Los rumores hablaban de un hombre que cabizbajo caminaba en aquellas calles, acompañado de total soledad. A la mitad de la noche su silueta asomaba tras su espalda un bulto desarreglado, sucio y a punto de rasgarse. Las esquinas hacían de testigos de aquella marcha, unas más a menudo que otras; los árboles se tambaleaban, las ventanas veían. Quienes lo describían siempre coincidían en su discurso: su rostro emanaba sólo amagos de expresión, como si se las hubiesen borrado; su andar consistía de movimientos equívocos, sus pies no se esforzaban en dejar de rozar el piso. Era la manifestación del envolvente frío de la madrugada.

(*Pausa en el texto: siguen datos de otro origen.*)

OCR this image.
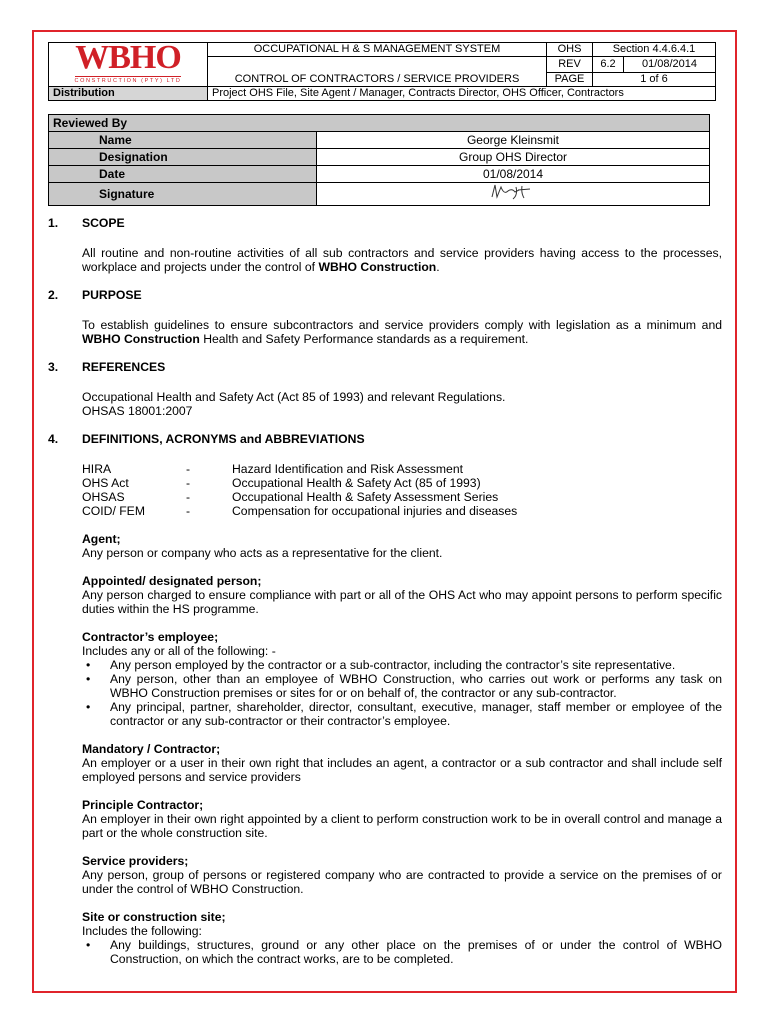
WBHO
CONSTRUCTION (PTY) LTD	OCCUPATIONAL H & S MANAGEMENT SYSTEM	OHS	Section 4.4.6.4.1	
	CONTROL OF CONTRACTORS / SERVICE PROVIDERS	REV	6.2	01/08/2014
		PAGE	1 of 6	
Distribution	Project OHS File, Site Agent / Manager, Contracts Director, OHS Officer, Contractors			
Reviewed By	
Name	George Kleinsmit
Designation	Group OHS Director
Date	01/08/2014
Signature	
1. SCOPE

All routine and non-routine activities of all sub contractors and service providers having access to the processes, workplace and projects under the control of WBHO Construction.

2. PURPOSE

To establish guidelines to ensure subcontractors and service providers comply with legislation as a minimum and WBHO Construction Health and Safety Performance standards as a requirement.

3. REFERENCES

Occupational Health and Safety Act (Act 85 of 1993) and relevant Regulations.

OHSAS 18001:2007

4. DEFINITIONS, ACRONYMS and ABBREVIATIONS
HIRA	-	Hazard Identification and Risk Assessment
OHS Act	-	Occupational Health & Safety Act (85 of 1993)
OHSAS	-	Occupational Health & Safety Assessment Series
COID/ FEM	-	Compensation for occupational injuries and diseases
Agent;

Any person or company who acts as a representative for the client.

Appointed/ designated person;

Any person charged to ensure compliance with part or all of the OHS Act who may appoint persons to perform specific duties within the HS programme.

Contractor’s employee;

Includes any or all of the following: -

• Any person employed by the contractor or a sub-contractor, including the contractor’s site representative.
• Any person, other than an employee of WBHO Construction, who carries out work or performs any task on WBHO Construction premises or sites for or on behalf of, the contractor or any sub-contractor.
• Any principal, partner, shareholder, director, consultant, executive, manager, staff member or employee of the contractor or any sub-contractor or their contractor’s employee.
Mandatory / Contractor;

An employer or a user in their own right that includes an agent, a contractor or a sub contractor and shall include self employed persons and service providers

Principle Contractor;

An employer in their own right appointed by a client to perform construction work to be in overall control and manage a part or the whole construction site.

Service providers;

Any person, group of persons or registered company who are contracted to provide a service on the premises of or under the control of WBHO Construction.

Site or construction site;

Includes the following:

• Any buildings, structures, ground or any other place on the premises of or under the control of WBHO Construction, on which the contract works, are to be completed.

Cuando por fin lo observé pasar desde mi ventana pude calificar aquello como algo más que habladurías. En vez de perplejidad ante ese descubrimiento mi mente hacía malabares con su actuar: era calma lo que sentía. Mi mirada yacía fija en él y sus cansados movimientos; yo tragaba fuerte, pestañeaba poco. Permanecí diez minutos observándolo con mi cuerpo fijo. Aquella noche no dormí.
Al día siguiente el mismo ahuecado y percudido saco fue encontrado vacío en el medio de la calle veinticinco, con su correa levemente manchada de sangre, y la evidente huella del tiempo y de la tempestad impresa en su tela.
A partir de aquél momento los cuentos cesaron, y nunca más se volvió a saber de él.